Outro ponto fundamental que deve ser considerado, sobretudo pensando em termos de país, é que a arma de fogo tem papel central nos assassinatos no Brasil; 72% deles acontecem com esse tipo de artefato, comparados a uma média mundial de 35%. Ou seja, no caso brasileiro, a arma de fogo é um importante fator de risco.

No capítulo ‘Armas sob controle – polêmica ou fato’ do livro Segurança pública para virar o jogo, Szabó e Risso são categóricas ao defender que precisamos regular de maneira sensata as armas de fogo e munições no Brasil. “Armas são instrumentos de ataque e raramente de defesa”.
Luís Roberto Barroso, ministro do STF, assina o prefácio e ressalta a maneira aberta, respeitosa e estatisticamente documentada com que as autoras constroem seus argumentos ‘sem preconceitos, moralismos ou slogans populistas’.

Goiânia, 2017, Colégio Goyases. Um adolescente de 14 anos, filho de policiais militares, usou a arma da mãe, escondida na mochila, para supostamente matar um desafeto da escola. Depois, segundo relato do próprio atirador à polícia, ele perdeu o controle e sentiu vontade de matar mais, atingindo outros colegas.
Matou dois, entre eles um amigo, e feriu outros quatro. Um ano depois, sobreviventes falaram em ‘trauma eterno’. Hoje, uma delas está paraplégica, outra precisou se mudar para os Estados Unidos, e apenas uma continuou na escola. Todos têm um ponto em comum: estudar, realizar sonhos e aprender a conviver com a dor.
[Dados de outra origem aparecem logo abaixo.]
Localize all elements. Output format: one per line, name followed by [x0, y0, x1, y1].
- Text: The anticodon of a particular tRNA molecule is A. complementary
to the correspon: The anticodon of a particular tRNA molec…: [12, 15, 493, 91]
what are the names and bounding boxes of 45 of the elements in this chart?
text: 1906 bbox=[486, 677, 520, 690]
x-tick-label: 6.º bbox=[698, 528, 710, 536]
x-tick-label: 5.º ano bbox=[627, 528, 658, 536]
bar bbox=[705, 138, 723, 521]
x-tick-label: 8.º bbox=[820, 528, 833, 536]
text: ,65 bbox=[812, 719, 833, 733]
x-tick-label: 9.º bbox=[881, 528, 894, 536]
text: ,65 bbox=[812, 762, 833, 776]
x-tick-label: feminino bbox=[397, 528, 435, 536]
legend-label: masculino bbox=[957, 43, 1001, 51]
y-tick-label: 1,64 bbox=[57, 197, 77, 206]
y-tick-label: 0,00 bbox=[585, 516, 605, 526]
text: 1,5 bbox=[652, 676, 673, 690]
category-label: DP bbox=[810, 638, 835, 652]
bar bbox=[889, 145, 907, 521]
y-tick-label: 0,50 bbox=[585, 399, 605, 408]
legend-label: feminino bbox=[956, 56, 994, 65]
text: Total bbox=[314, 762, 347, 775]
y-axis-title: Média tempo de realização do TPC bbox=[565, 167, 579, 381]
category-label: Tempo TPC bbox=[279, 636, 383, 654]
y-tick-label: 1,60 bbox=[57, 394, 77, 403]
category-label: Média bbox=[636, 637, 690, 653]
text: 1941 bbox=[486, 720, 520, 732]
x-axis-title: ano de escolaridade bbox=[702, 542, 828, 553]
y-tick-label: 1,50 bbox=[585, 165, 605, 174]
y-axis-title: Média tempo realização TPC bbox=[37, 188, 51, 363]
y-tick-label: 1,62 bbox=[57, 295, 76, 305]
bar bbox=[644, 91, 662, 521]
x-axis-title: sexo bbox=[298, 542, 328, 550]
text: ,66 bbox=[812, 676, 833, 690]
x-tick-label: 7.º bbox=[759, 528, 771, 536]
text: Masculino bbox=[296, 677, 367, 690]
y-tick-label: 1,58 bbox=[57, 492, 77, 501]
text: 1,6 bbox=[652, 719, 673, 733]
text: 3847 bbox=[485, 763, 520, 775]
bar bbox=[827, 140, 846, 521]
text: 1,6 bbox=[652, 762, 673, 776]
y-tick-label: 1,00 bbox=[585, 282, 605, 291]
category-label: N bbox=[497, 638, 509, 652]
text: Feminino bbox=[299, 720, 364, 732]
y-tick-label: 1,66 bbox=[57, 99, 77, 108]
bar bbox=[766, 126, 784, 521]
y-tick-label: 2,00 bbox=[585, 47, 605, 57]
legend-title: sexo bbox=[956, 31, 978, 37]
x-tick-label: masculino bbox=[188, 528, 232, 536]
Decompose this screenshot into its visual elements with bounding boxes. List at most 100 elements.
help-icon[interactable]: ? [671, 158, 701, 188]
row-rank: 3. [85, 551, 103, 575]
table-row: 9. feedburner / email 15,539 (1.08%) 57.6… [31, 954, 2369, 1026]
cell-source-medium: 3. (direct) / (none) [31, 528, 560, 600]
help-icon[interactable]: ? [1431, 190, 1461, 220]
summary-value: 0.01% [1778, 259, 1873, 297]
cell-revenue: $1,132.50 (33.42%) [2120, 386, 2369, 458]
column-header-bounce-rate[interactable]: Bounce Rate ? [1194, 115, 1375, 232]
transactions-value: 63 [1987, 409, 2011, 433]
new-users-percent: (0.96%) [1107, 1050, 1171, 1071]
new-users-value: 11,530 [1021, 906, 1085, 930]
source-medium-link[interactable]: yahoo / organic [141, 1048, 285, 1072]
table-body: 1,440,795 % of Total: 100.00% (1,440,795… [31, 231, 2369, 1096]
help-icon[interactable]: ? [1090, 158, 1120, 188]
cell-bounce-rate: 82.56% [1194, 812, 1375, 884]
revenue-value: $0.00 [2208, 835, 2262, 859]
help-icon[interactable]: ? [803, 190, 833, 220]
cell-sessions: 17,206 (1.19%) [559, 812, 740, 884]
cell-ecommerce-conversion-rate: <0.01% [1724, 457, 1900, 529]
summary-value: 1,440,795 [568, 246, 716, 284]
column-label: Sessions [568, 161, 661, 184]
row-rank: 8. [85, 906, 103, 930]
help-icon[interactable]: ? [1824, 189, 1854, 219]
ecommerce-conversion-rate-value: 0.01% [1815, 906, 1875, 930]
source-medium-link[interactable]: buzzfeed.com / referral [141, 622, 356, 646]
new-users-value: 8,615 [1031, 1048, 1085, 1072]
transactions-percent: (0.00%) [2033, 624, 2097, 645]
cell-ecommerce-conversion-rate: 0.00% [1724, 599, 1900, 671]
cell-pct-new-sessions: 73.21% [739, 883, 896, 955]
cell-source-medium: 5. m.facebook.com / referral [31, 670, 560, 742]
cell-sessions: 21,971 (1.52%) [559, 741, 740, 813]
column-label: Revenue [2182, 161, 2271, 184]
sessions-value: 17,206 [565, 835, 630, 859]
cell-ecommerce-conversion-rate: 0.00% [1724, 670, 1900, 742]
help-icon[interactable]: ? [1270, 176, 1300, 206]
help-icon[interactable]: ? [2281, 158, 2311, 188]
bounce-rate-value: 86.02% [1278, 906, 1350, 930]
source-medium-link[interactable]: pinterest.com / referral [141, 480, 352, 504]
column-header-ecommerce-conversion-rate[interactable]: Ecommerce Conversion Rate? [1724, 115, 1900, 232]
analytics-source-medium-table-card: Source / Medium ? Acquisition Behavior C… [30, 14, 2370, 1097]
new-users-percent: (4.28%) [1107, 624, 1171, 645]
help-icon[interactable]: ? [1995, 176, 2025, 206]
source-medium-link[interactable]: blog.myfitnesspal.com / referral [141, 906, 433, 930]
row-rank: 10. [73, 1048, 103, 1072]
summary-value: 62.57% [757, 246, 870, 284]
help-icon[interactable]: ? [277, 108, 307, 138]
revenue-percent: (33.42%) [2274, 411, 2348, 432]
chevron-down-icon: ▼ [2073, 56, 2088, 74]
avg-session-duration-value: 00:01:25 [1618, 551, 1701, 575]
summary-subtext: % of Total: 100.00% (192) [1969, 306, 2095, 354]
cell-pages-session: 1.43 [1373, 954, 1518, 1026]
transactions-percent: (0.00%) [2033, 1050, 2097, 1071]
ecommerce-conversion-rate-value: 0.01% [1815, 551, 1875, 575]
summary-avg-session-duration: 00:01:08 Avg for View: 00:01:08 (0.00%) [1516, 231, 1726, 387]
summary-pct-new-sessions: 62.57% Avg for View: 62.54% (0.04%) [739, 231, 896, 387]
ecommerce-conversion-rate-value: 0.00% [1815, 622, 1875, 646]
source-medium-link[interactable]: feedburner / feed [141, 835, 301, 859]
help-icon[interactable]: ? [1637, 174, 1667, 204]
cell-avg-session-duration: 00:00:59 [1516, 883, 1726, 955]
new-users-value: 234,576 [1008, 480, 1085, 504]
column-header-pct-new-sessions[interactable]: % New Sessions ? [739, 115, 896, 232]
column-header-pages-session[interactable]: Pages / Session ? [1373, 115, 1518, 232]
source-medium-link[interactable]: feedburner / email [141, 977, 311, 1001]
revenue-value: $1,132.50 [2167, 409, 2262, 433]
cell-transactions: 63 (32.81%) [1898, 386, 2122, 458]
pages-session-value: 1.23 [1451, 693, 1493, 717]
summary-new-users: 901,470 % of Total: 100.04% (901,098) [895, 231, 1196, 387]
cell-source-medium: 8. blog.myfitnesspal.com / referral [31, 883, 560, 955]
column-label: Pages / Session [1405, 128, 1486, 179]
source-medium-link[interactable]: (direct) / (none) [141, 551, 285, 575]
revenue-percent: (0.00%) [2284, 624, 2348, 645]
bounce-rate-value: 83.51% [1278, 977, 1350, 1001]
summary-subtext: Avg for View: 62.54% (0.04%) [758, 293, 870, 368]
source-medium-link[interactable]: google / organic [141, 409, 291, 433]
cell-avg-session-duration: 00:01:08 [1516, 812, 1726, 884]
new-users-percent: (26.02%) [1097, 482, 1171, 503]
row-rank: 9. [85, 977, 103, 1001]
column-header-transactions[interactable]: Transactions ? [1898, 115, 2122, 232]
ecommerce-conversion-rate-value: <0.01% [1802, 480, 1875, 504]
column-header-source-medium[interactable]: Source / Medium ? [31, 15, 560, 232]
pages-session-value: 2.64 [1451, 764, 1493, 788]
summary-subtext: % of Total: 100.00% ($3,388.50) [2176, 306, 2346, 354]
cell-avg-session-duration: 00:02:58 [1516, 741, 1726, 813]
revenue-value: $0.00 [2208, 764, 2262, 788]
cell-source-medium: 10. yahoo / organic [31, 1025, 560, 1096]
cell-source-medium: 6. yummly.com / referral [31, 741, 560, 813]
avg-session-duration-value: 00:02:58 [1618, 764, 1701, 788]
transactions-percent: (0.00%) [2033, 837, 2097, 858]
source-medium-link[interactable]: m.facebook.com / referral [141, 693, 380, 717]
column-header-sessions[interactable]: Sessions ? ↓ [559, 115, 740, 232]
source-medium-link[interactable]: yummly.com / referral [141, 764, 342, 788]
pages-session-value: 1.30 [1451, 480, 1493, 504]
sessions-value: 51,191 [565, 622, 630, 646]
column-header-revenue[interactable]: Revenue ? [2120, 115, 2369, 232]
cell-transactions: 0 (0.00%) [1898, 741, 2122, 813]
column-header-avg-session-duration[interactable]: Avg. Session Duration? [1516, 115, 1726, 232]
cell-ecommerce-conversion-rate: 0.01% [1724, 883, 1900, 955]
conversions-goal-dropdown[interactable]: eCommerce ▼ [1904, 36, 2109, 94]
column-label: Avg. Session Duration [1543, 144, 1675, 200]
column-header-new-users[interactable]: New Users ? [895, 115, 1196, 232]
Junho de 2016, Orlando, Flórida. Um atirador invade um clube gay no mais mortal atentado a tiros múltiplos da história americana.
Ao discursar pela 13ª vez sobre um ataque a tiros em oito anos de governo, Barack Obama reforçou o apelo a respeito de uma das questões que mais gerou polêmica em seu governo: a legislação sobre armas.
“O dia de hoje marca o tiroteio mais mortal que já tivemos na história dos Estados Unidos. Isso é também um lembrete sobre como é fácil para alguém colocar as mãos em uma arma e atirar em pessoas numa escola, numa igreja, num cinema ou em uma boate”, afirmou Obama.

Enquanto isso, na Nova Zelândia, o Parlamento aprovou um projeto de lei para restringir a posse de armas no país. A votação, que aconteceu em abril, um mês após ataques a mesquitas, teve apoio de 119 dos 120 congressistas, tanto liberais quanto conservadores.